Personally I did not snowboard until Freya was nine months old, but I was desperate to get back on a horse: another vigorous sporting activity. I was given the all-clear to start riding again three months after my c-section, and when Freya was five months old I had a fall whilst jumping. I hit the wing of a jump before I hit the ground, and ended up with a rotated pelvis which took a long time to heal. One friend, a seasoned snowboarder, got back on her snowboard four months after she had her son. On the second day she pulled the ligaments in her right knee and ended up in a helicopter being transported down the Chamonix valley. This illustrates the effect relaxin, a hormone produced during pregnancy which causes the pelvic ligaments to relax, can have. In some women the secretion of relaxin is systemic and this leads to excessive joint laxity. It does not affect all women but you need to be aware that vigorous exercise can have detrimental effects if you start back too soon.
So in summary you need to ask yourself the following:
- What type of delivery did I have?
- How much healing time do I need?
- Did I exercise during my pregnancy, for how long and how vigorously?

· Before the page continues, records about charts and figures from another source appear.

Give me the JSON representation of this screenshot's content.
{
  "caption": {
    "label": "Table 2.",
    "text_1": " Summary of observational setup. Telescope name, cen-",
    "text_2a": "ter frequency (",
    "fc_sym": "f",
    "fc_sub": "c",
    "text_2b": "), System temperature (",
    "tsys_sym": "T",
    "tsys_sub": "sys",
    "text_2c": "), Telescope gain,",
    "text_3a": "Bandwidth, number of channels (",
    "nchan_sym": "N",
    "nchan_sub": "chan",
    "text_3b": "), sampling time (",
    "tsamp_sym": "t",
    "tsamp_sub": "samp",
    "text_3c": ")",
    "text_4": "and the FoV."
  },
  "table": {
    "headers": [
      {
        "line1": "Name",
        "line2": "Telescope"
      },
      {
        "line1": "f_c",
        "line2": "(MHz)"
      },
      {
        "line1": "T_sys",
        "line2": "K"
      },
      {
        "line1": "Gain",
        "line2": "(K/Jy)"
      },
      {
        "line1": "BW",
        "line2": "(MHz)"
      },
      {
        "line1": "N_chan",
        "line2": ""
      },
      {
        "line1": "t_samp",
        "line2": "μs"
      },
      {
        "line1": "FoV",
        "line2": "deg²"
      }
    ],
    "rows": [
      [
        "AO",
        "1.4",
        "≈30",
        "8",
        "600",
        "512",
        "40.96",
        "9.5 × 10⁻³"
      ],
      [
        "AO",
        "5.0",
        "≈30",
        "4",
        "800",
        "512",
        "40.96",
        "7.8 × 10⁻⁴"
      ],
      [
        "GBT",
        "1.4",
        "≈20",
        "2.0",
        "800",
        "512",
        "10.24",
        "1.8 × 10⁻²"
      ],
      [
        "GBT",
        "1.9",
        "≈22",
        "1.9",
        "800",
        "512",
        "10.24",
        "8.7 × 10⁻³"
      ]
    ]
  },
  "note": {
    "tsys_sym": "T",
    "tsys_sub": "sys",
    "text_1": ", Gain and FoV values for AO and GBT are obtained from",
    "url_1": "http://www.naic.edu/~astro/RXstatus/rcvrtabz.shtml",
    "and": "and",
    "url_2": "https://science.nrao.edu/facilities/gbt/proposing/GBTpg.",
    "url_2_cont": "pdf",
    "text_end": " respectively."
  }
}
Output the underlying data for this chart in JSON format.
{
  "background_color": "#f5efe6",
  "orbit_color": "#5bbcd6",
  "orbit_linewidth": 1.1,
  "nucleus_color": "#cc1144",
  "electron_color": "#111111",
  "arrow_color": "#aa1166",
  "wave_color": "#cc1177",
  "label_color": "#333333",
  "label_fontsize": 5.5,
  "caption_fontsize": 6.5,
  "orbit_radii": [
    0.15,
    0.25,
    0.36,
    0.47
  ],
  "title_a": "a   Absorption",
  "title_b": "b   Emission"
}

- Have I snowboarded before?
- What medical advice have I been given regarding vigorous exercise?
For more information about exercise after childbirth checkout the NHS Choices website.
Remember to be guided by your body, take your time and be patient with yourself. You will get back to your pre-pregnancy snowboarding self, but whilst on the way do not forget to enjoy life and your baby. I wish you many more happy snowboarding days.